# Jumping lights !?



## chloey (Nov 2, 2004)

It happens all the time when i try to shot at night with a lot a lights...even if i do my best for not moving the camera during the shot ... what do i do wrong ?


----------



## vonnagy (Nov 2, 2004)

heehehee, lol tripods are useful for these type of shots.
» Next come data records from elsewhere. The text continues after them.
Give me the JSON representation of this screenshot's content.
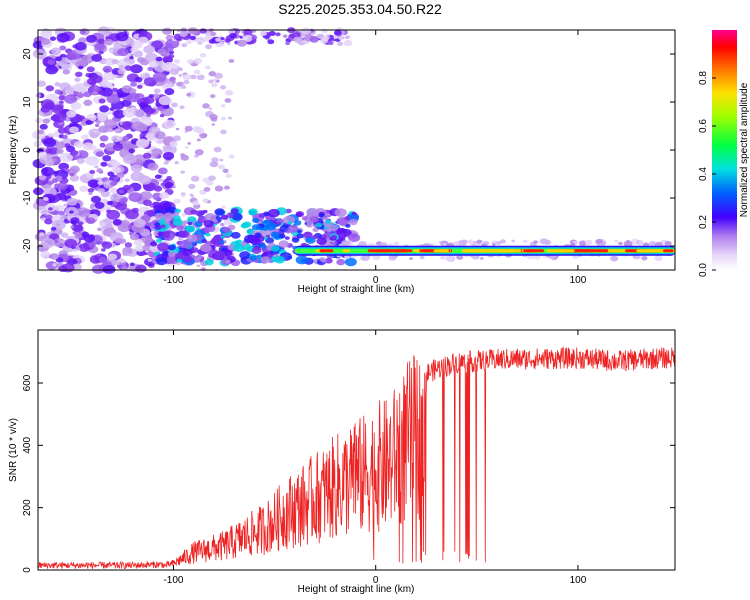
{
  "title": "S225.2025.353.04.50.R22",
  "chart_data": [
    {
      "type": "heatmap",
      "xlabel": "Height of straight line (km)",
      "ylabel": "Frequency (Hz)",
      "xlim": [
        -167,
        148
      ],
      "ylim": [
        -25,
        25
      ],
      "x_ticks": [
        -100,
        0,
        100
      ],
      "y_ticks": [
        -20,
        -10,
        0,
        10,
        20
      ],
      "colorbar": {
        "label": "Normalized spectral amplitude",
        "range": [
          0,
          1
        ],
        "ticks": [
          0.0,
          0.2,
          0.4,
          0.6,
          0.8
        ],
        "tick_labels": [
          "0.0",
          "0.2",
          "0.4",
          "0.6",
          "0.8"
        ]
      },
      "tone_line": {
        "frequency_hz": -21,
        "x_start": -40,
        "x_end": 148
      }
    },
    {
      "type": "line",
      "xlabel": "Height of straight line (km)",
      "ylabel": "SNR (10 * v/v)",
      "xlim": [
        -167,
        148
      ],
      "ylim": [
        0,
        770
      ],
      "x_ticks": [
        -100,
        0,
        100
      ],
      "y_ticks": [
        0,
        200,
        400,
        600
      ],
      "series": [
        {
          "color": "#ee2222",
          "x": [
            -167,
            -140,
            -120,
            -105,
            -100,
            -95,
            -90,
            -85,
            -80,
            -75,
            -70,
            -65,
            -60,
            -55,
            -50,
            -45,
            -40,
            -35,
            -30,
            -25,
            -20,
            -15,
            -10,
            -5,
            0,
            5,
            10,
            15,
            20,
            25,
            30,
            35,
            40,
            50,
            60,
            80,
            100,
            120,
            140,
            148
          ],
          "y": [
            15,
            15,
            15,
            18,
            30,
            55,
            80,
            90,
            100,
            110,
            130,
            150,
            170,
            190,
            220,
            260,
            280,
            300,
            330,
            350,
            380,
            400,
            420,
            440,
            470,
            480,
            520,
            580,
            610,
            630,
            645,
            655,
            665,
            670,
            675,
            678,
            680,
            670,
            680,
            680
          ]
        }
      ]
    }
  ]
}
It looks like stuff is falling from the sky here


----------



## chloey (Nov 2, 2004)

You'll maybe think i have weird ideas but...that makes me think to HUGE spermatozoa...lol


----------



## Nytmair (Nov 10, 2004)

chloey said:
			
		

> You'll maybe think i have weird ideas but...that makes me think to HUGE spermatozoa...lol



i didn't think of that, but you're right :LOL:

but yeah, follow the wise vonnagy's advice and use a tripod... or like I used to do, use anything that's around... a railing, a bench... etc


----------



## chloey (Nov 10, 2004)

hum, good idea to use something around as a tripod ! i'll try next time =)


----------



## spacetuna (Nov 10, 2004)

Get yourself a cable release, you can blur the picture just by pushing the button too hard- even if it's on a tripod.


----------



## midgetsy (Nov 23, 2004)

there are some mini tripods. you know those tripods that fit right in your poket and have 3 little legs that come out? those are helpful when you dont wanna carry that huge 3 legged thing

this is the one i have:


----------



## jadin (Nov 29, 2004)

Is that a tripod in your pocket or you just happy to see me?


----------